A Scoping Review of Healthcare Costs for Patients with Cystic Fibrosis

Background Cystic fibrosis (CF), one of the most common life-shortening genetic diseases, has no cure, but people living with it have seen improvements in their health and survival. The rising life expectancy and increased availability of treatment options has likely increased the lifetime costs of people living with CF. In addition, a recent drug approval for a therapy that targets the cause of the disease is one of the most expensive drugs worldwide.
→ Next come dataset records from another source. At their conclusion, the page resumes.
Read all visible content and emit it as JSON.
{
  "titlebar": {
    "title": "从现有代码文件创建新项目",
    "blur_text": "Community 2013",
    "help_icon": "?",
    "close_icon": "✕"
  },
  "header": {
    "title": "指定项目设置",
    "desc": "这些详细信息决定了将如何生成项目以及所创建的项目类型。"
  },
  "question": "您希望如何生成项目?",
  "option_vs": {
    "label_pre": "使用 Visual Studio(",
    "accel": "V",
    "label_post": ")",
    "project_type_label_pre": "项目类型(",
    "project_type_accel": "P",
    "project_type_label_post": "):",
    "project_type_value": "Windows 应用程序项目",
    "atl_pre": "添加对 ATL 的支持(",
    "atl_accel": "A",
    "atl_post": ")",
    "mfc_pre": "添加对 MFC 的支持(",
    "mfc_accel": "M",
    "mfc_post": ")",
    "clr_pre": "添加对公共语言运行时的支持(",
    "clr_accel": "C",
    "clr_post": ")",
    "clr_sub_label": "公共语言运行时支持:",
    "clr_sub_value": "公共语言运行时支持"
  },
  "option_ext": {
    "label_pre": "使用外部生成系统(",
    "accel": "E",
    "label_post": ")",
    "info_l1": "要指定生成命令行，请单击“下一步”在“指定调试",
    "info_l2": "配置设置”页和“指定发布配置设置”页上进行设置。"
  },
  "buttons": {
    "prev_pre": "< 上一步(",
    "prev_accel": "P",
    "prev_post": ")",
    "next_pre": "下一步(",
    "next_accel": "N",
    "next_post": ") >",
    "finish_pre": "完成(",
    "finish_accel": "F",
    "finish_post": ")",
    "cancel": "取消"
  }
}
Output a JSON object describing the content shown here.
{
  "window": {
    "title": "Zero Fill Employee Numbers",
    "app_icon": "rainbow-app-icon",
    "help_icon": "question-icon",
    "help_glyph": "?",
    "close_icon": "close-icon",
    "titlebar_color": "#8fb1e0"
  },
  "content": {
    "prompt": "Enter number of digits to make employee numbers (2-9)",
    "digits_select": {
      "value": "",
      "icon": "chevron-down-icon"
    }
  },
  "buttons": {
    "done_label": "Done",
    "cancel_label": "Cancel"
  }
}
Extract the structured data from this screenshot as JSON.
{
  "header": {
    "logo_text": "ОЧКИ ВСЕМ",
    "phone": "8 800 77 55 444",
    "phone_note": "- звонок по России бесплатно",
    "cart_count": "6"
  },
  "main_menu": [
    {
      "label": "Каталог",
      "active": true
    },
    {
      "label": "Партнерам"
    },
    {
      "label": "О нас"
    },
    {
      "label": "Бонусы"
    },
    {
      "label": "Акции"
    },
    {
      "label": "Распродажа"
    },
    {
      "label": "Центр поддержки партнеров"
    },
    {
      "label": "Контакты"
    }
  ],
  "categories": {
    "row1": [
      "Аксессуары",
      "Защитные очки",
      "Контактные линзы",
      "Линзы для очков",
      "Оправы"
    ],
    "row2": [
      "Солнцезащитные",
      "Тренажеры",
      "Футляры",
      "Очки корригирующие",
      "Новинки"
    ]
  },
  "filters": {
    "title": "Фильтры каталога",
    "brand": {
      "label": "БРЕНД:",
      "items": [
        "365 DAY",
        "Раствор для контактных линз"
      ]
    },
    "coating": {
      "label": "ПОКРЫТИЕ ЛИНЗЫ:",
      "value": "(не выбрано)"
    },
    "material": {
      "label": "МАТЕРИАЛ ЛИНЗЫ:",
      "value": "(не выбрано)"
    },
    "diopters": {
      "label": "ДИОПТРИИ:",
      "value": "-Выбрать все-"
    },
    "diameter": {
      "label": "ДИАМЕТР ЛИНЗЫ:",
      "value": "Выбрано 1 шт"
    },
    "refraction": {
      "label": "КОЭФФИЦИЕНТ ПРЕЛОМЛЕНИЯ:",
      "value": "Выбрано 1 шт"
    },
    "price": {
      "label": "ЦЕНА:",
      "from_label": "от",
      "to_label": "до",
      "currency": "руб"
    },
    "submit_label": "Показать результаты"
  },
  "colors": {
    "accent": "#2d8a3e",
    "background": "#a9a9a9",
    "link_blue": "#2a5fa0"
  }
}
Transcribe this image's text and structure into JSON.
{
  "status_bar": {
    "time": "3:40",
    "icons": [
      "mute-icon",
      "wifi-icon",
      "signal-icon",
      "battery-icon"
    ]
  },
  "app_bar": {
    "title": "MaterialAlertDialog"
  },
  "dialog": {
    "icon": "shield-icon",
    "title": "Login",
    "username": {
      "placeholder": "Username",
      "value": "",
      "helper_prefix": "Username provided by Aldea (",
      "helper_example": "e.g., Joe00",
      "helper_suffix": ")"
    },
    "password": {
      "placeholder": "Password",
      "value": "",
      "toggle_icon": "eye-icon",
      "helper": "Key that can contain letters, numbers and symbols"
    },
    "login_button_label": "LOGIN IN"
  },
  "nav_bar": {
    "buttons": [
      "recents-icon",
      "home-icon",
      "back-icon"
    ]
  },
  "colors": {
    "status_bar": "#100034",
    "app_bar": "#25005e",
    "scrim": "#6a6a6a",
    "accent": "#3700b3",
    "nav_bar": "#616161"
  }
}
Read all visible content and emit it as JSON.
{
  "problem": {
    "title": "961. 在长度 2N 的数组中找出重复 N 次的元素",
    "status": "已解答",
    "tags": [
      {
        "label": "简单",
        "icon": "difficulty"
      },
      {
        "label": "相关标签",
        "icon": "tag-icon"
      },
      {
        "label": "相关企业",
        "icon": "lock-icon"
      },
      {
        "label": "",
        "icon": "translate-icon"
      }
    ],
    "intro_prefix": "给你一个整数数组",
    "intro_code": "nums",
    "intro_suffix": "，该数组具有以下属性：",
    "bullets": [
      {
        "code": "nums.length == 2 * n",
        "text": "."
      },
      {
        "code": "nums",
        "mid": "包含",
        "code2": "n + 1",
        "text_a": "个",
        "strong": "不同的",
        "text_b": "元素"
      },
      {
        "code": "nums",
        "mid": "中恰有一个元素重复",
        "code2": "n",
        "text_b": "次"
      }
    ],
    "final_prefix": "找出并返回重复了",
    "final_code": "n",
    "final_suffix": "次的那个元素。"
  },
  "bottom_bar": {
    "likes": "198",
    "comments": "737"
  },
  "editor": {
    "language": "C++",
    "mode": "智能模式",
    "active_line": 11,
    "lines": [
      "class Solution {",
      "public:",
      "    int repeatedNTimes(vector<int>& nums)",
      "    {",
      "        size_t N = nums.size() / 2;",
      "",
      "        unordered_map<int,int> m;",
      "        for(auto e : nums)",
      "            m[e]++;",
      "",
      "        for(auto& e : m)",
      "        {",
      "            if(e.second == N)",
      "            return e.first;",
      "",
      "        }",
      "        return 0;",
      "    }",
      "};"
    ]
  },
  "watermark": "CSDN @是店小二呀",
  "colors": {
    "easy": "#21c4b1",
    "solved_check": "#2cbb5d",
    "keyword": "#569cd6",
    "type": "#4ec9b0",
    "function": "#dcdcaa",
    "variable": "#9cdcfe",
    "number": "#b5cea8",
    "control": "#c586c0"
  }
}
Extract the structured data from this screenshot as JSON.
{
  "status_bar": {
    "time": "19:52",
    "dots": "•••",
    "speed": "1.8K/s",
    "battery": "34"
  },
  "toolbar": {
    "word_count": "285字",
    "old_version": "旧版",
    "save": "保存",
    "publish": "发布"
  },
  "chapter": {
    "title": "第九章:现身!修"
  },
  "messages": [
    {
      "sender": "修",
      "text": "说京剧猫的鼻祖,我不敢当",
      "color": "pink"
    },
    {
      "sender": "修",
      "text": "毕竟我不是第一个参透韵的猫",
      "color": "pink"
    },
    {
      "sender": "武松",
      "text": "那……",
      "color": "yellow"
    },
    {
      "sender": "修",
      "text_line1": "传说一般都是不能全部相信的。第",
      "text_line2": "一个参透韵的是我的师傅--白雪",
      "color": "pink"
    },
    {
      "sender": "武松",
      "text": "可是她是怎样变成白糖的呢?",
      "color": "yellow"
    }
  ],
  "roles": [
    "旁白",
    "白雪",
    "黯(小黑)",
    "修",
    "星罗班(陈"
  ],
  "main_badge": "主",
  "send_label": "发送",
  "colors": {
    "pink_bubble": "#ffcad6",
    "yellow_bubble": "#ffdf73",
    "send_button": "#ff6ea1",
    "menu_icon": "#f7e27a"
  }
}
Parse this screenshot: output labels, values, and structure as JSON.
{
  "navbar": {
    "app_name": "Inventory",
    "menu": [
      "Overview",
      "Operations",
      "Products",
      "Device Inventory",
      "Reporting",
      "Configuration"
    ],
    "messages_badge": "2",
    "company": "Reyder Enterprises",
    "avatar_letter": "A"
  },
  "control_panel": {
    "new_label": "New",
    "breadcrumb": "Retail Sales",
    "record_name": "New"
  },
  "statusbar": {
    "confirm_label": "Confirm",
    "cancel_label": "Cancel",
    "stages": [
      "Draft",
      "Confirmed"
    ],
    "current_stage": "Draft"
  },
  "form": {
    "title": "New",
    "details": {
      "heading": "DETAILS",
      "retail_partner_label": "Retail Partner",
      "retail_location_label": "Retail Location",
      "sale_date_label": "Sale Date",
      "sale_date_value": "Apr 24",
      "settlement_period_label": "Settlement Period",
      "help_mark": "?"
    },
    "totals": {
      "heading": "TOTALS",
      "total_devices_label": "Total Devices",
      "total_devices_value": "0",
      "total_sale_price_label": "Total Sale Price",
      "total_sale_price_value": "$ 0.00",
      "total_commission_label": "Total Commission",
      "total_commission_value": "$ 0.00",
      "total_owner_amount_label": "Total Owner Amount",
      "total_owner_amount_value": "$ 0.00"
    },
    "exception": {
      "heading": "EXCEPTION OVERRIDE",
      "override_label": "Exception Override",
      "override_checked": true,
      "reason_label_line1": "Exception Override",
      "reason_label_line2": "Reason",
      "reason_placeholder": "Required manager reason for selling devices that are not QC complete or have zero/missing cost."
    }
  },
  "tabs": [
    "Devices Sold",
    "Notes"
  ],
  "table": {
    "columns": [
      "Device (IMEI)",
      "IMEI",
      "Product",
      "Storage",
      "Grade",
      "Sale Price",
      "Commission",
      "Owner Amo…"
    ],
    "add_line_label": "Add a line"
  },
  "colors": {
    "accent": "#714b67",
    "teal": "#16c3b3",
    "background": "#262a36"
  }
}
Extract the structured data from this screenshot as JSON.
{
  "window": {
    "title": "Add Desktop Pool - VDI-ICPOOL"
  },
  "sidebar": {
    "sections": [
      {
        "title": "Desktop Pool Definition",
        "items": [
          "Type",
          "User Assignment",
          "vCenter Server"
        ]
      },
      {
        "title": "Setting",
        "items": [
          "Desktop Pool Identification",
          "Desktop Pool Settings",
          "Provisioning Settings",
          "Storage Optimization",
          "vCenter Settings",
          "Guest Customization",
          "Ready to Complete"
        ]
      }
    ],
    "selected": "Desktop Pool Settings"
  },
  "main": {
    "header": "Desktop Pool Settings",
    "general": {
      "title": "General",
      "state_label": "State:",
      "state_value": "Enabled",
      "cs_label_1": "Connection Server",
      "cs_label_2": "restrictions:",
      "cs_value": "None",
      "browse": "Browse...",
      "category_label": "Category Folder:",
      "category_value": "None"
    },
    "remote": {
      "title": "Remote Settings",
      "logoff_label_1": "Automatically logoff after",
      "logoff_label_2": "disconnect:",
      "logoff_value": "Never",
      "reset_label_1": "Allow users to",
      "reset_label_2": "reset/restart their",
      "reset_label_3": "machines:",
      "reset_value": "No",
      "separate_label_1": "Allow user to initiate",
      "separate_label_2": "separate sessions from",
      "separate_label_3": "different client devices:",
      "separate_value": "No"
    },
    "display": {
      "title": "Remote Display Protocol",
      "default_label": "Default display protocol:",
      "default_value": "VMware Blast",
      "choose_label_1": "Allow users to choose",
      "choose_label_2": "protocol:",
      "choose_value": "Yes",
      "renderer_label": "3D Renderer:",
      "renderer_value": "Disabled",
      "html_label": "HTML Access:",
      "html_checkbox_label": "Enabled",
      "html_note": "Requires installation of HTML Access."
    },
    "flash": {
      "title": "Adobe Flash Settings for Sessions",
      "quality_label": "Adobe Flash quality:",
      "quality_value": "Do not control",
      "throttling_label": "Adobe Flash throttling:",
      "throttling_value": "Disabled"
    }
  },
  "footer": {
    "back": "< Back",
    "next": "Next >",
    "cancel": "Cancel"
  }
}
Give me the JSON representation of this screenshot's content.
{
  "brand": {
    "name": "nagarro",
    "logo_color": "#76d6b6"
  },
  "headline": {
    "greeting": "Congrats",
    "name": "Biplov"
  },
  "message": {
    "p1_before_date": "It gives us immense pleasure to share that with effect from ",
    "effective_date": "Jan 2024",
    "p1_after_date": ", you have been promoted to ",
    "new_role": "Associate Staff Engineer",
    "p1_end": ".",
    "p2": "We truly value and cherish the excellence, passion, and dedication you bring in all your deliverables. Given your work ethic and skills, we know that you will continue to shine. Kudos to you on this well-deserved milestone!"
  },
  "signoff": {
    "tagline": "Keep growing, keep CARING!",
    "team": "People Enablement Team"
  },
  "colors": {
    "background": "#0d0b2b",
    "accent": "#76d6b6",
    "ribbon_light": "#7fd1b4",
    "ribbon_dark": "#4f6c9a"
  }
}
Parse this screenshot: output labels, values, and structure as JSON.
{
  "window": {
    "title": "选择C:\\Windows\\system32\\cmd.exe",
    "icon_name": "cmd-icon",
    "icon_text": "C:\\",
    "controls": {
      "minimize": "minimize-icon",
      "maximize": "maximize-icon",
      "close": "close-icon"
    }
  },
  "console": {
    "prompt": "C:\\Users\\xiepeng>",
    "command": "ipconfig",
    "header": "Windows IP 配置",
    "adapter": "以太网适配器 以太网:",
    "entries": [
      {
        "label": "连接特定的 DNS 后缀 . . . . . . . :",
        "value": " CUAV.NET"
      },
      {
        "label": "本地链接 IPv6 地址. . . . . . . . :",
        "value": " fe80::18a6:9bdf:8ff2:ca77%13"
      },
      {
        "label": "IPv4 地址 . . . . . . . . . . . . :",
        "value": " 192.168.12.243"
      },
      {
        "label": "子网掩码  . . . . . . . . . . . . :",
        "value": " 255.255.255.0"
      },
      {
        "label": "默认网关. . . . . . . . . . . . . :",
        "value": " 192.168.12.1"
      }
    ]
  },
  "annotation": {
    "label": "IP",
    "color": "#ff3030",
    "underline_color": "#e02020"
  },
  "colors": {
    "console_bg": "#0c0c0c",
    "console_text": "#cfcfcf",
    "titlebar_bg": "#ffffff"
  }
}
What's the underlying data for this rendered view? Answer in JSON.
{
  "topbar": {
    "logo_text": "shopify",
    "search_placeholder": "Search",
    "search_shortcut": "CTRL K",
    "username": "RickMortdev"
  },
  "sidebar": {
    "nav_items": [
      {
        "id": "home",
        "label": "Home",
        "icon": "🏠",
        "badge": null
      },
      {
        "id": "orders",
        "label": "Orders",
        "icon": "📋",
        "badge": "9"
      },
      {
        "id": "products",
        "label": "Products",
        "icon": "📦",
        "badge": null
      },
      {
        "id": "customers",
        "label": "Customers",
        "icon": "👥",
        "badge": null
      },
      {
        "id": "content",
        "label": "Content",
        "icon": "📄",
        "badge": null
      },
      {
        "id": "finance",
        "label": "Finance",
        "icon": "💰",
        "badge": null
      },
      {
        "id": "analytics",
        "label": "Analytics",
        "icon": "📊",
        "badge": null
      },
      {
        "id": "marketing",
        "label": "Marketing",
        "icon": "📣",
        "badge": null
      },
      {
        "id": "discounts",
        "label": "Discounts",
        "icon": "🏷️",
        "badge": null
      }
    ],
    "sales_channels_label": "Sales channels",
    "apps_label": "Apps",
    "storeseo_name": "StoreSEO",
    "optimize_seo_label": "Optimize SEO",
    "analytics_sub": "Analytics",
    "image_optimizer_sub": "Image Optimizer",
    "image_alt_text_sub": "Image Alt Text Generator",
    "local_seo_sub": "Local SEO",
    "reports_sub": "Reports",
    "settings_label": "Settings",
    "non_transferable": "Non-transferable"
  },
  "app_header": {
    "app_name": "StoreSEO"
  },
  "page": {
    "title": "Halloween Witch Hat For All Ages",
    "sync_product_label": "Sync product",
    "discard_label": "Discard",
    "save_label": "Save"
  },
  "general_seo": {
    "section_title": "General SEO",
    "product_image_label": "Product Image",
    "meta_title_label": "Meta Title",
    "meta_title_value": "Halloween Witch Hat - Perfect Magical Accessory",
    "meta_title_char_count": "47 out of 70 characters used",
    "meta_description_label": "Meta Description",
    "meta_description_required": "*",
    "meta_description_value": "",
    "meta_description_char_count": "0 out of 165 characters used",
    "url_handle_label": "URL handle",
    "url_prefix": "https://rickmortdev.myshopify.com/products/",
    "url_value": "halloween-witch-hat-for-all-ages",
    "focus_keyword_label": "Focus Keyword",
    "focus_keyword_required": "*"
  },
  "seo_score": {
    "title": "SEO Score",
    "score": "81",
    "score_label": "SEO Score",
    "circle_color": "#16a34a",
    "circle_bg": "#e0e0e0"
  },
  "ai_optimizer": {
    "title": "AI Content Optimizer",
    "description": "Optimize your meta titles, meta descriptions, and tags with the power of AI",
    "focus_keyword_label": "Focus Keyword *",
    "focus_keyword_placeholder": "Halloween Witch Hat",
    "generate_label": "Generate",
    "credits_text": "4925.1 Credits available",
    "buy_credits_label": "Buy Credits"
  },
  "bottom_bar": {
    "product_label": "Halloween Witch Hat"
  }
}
In light of these circumstances, it is important to have an updated understanding of the costs of CF therapy and management. This study aims to determine the extent of available literature that quantifies CF costs. Methods We used a scoping review framework to identify the sources and types of evidence available to determine the costs of CF therapy and management compared to the general population or a comparable population of people with other complex chronic conditions. We searched 14 databases for peer-reviewed studies and grey literature published in English since 1998. The search was conducted in August 2013 and updated in October 2014. Results We identified 28 studies that estimated overall, general CF costs. Of these, three studies compare CF costs to healthcare costs of a general population and only one of those provides a direct comparison of CF costs to the general population in order to calculate the incremental cost associated with CF. We estimate there are 98 systematic reviews that quantify the costs of comparable conditions and potentially provide a comparison group for people with CF. Conclusions There is evidence available that attempts to quantify overall, general healthcare costs of people with CF, although much of it is outdated. However, there is much less evidence available that provides a comparison of these costs with either the general population or people with comparable conditions.